Wednesday, December 27, 2006

Where to begin


Who honestly knows how to begin a new blog? What do you write about in your first post? I have no idea. I keep a handwritten journal and have for years. I thought I would try this online thing a bit, but still plan on keeping the handwritten journal. Guess that means I need to write everything twice right? Oh well. Such is life.

Speaking of life. I have had so many ups and downs for the past few months. Between losing a fiance, having a miscarriage, getting fired from a job and finding out that my step-dad is soon to be another american face in Iraq, I've really endured some stress. I try to look at the brighter things in these situations and though I know I'm handling it better than most, I still feel a bit discombobulated.

Where to from here? Honestly I don't know. I have so many ideas. There are so many rough drafts in my head pointing different directions and I can't figure out which one to turn into my final draft. There are so many options in life and figuring out which way to turn can be killer. Sure, I could go to school. In fact, part of me really wants to. I really want to major in Equine Science and truly delve deeper into the equestrian world. But then there's a part of me that wonders if that kind of life is for me. Why can't life just be simple? Why can't decisions come with foretellings of what that decision will entail in the future?

Brendan wants to try us again. Is that truly what I want though? I mean, I love the guy so much and I really do want to be with him. Is it worth putting myself in a position to be hurt again? Who's to say he wont hurt me again. What are his honest intentions as far as getting back together is concerned. Does he have other motives or is he sincere about wanting to fix this relationship? Can I trust him? There's so many thoughts that run through my mind and I'm not sure how to process them. Maybe it's something I need to just sit down and talk to him about and hope that he'll be open and honest with me. I'll keep you posted on the matter.

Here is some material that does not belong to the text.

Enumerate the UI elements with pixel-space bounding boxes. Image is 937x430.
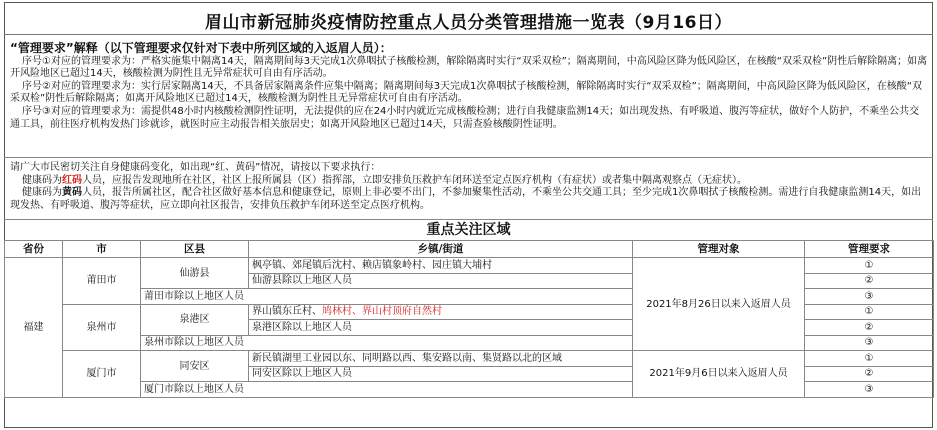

Why is everything in life so confusing though? At times I feel like a worthless being trapped in a dark room. I claw at the walls, but there is no escape and my eyes wont adjust to the lack of lighting. Why do I feel like this? I've spent so much time trying to keep him from falling that I failed to notice my own problems. So now I need to fix this and I have no clue where to begin. There are no instructions on how to live life and make decisions. Why didn't I come with instructions? It would make everything less confusing right? I just don't understand sometimes.

Now my potential roommate can't room with me either. I fully understand her reasonings, but at the same time it kind of leaves me trapped in that room that I'm trying desperately to escape from. So now where do I go? I guess I can see if my grandparents would let me board at their place, but it's such a drive from everything. Would that really be the best choice for me? And don't even get me started on finances. I'm in debt and I have no clue where I'm going to come up with the extra money. I know I can get a second job. In fact, I'm already in the process of getting one, I hope. But seriously, why do I screw up so much? When will I ever just get it right? Sure I may end up pulling myself out of debt this time, but with my luck and stupidity I'll just land myself right back in the hole again. I'm an idiot and I'm willing to admit that. I'm tired of mooching people. I'm tired of not doing things myself. I'm tired of screwing up. I'm tired of being so ignorant. I'm tired of not being the person I know I can be. I'm just plain tired. I'm tired of everything.

I guess this is what they call life.